Clásicos y comerciales

 

POR CHRISTOPHER DOMÍNGUEZ MICHAEL
Este vacío que hierve, de Jorge Comensal, es un libro interesante y una mala novela. Destaca por su apuesta futurista, estando de moda la ficción científica entre los jóvenes hispanoamericanos. Imagina Comensal un futuro próximo donde se incendia el Bosque de Chapultepec debido, quizás, al cambio climático, a la manera de “didáctico recordatorio” y quedará dañada severamente la adjunta Rotonda de las Personas Ilustres. Retrata Comensal a una generación que hacia 2030 estará obsesionada por la ciencia como el único instrumento de salvación de la humanidad, como es el caso de la joven física Karina, protagonista de Este vacío que hierve. Pero esta heroína —trabada en una relación problemática con su abuela alcohólica— sospecha que sus padres no murieron en un accidente, como se le había dicho, sino asesinados, lo cual la llevará a investigar por su cuenta —esa ordalía tan mexicana— qué les sucedió.

 

Aquí, para empezar, a Comensal —quien deslumbró con Las mutaciones (2016), su primera novela, pero no ha llevado a buen puerto lo más difícil, esta segunda novela— le faltó pericia para hacer uso de la canónica investigación detectivesca que puede permitírselo todo, menos aburrir y al final de Este vacío que hierve, al lector le resulta indiferente lo acontecido con esos señores. Todo pareciera un pretexto para hablarnos de la abuela y de la nieta —y a través de ellas— del espíritu de los tiempos por venir. El retrato de la dipsómana Rebeca, por cierto, es lo más logrado de la novela, como si Comensal conociera mejor, como personajes, a los viejos que a los jóvenes. Así ocurre en Las mutaciones, más cercana a La muerte de Iván Ilich que a La educación sentimental.

 

Si el periplo de Karina en la búsqueda de la verdad no convence, tampoco lo es su complemento, por así llamarlo, “mexicanista”: Silverio. Es el vigilante del cementerio antes dedicado sólo a los hombres ilustres, divorciado y drogadicto, dividido entre la devoción de su madre por el protestantismo radical y el culto a la Santa Muerte, secta en camino de ser iglesia, la cual no sólo se ha adueñado, en la novela, de la Ciudad de México, sino tiene en la propia Rotonda a uno de sus lugares de culto.

 

Entre la vida y la muerte, en el Bien y en el Mal, zombi a su manera, Silverio me recordó al Ixca Cienfuegos de La región más transparente (1958), de Carlos Fuentes, aunque a Comensal —un narrador que me importa— la referencia le sorprenderá, probablemente.
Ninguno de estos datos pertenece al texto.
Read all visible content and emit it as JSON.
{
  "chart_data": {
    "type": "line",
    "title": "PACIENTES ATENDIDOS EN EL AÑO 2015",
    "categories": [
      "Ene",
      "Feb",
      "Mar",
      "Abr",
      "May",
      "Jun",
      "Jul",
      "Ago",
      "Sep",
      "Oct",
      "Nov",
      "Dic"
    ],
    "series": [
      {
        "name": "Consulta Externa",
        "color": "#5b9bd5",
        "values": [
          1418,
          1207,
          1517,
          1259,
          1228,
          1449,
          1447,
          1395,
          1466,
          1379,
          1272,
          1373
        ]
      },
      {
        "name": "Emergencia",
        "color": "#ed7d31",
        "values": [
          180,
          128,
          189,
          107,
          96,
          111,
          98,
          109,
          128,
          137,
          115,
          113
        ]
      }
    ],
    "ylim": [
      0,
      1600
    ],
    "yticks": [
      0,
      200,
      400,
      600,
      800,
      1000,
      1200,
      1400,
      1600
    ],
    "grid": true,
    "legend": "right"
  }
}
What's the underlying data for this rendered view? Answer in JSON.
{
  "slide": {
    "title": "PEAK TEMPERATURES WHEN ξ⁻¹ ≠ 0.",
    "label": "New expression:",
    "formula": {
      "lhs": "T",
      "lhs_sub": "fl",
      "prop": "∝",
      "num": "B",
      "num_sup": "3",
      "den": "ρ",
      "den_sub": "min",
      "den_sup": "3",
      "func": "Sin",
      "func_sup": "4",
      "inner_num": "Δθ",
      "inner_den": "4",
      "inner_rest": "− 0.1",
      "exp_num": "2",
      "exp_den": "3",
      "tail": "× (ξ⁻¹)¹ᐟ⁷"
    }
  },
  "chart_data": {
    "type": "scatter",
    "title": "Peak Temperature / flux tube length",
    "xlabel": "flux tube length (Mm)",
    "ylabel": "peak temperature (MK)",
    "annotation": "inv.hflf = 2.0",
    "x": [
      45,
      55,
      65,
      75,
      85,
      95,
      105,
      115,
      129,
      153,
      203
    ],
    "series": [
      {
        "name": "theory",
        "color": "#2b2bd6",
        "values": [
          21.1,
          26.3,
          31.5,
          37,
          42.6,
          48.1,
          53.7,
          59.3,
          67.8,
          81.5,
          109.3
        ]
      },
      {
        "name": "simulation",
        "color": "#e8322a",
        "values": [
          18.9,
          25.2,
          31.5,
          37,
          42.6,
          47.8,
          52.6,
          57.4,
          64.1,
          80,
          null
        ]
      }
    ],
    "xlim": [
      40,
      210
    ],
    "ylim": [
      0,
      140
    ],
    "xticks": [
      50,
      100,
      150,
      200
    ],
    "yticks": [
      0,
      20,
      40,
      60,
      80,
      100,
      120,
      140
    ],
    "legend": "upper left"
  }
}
Con tantas décadas de distancia, ambas novelas comparten la necesidad de contar con un personaje que, a la manera del coro griego, sea la conciencia de la novela, en este caso, de lo mexicano. Pero Silverio, nuevo guardián del Mictlán, es sólo comparsa de una historia (la de Karina) que en el fondo es anodina, dado que al afortunado Comensal (lo digo sin sorna), la mexicanidad no le importa gran cosa: le es indiferente que Ignacio Ramírez “El Nigromante” yazca en la Rotonda. Metiéndome en el riesgoso terreno de la crítica de intención, en Silverio estaba el antihéroe para hacer una verdadera novela apocalíptica de Este vacío que hierve.

 

Releo mi última frase y me pregunto: ¿por qué han de ser apocalípticas las novelas futuristas? La respuesta dista de ser obvia. No radica en que el incendio de Chapultepec y de su zoológico (que permite a Comensal desatar un vigoroso movimiento animalista en su ciudad novelesca) sea un acontecimiento del obvio orden apocalíptico. Me intriga, en Este vacío que hierve (Alfaguara, 2022) que no sea una novela apocalíptica, o que no lo sea como las que escribieron el propio Fuentes (Cristóbal Nonato, 1987), Hugo Hiriart (La destrucción de todas las cosas, 1992) o Guillermo Sheridan (El dedo de oro, 1996), entre otros, antes del año dos mil. En ese entonces, la narrativa (y no sólo la mexicana) temía por el futuro, y como el siglo XXI ha sido tan desalentador para México, tornando aquellas ficciones en profecías casi cumplidas, a un escritor como Comensal (Ciudad de México, 1987), el futuro no le parece sino la continuación del presente por otros medios.

 

Los incendios que arrasarán el antiguo Distrito Federal en 2030 carecen del aspecto traumático de la fractura histórica: son noticias situadas en el futuro, tan banales como el envío, por parte de China, de una pareja de pandas clonados para sustituir a los fallecidos en la quemazón. En ello veo, paradójicamente, el interés del libro. Un narrador escéptico, más preocupado por la fauna silvestre que por la humanidad sufriente, se abstiene de pasarnos la factura mitológica. Pero porque me falta la poética y la profética, Silverio, como creatura novelesca, me supo a poco. Quizás a Comensal le sepa a mucho. Estaríamos así, ante la lógica de las generaciones: el futuro no es lo mismo para él que para mí. Y todos estamos demasiado lejos del súper abuelo Victor Hugo, quien al ver a los habitantes de París devorar a los animales del zoológico durante el incendio de la Comuna en 1871, lamentó que “nuestro vientre” se hubiera convertido en una Arca de Noé.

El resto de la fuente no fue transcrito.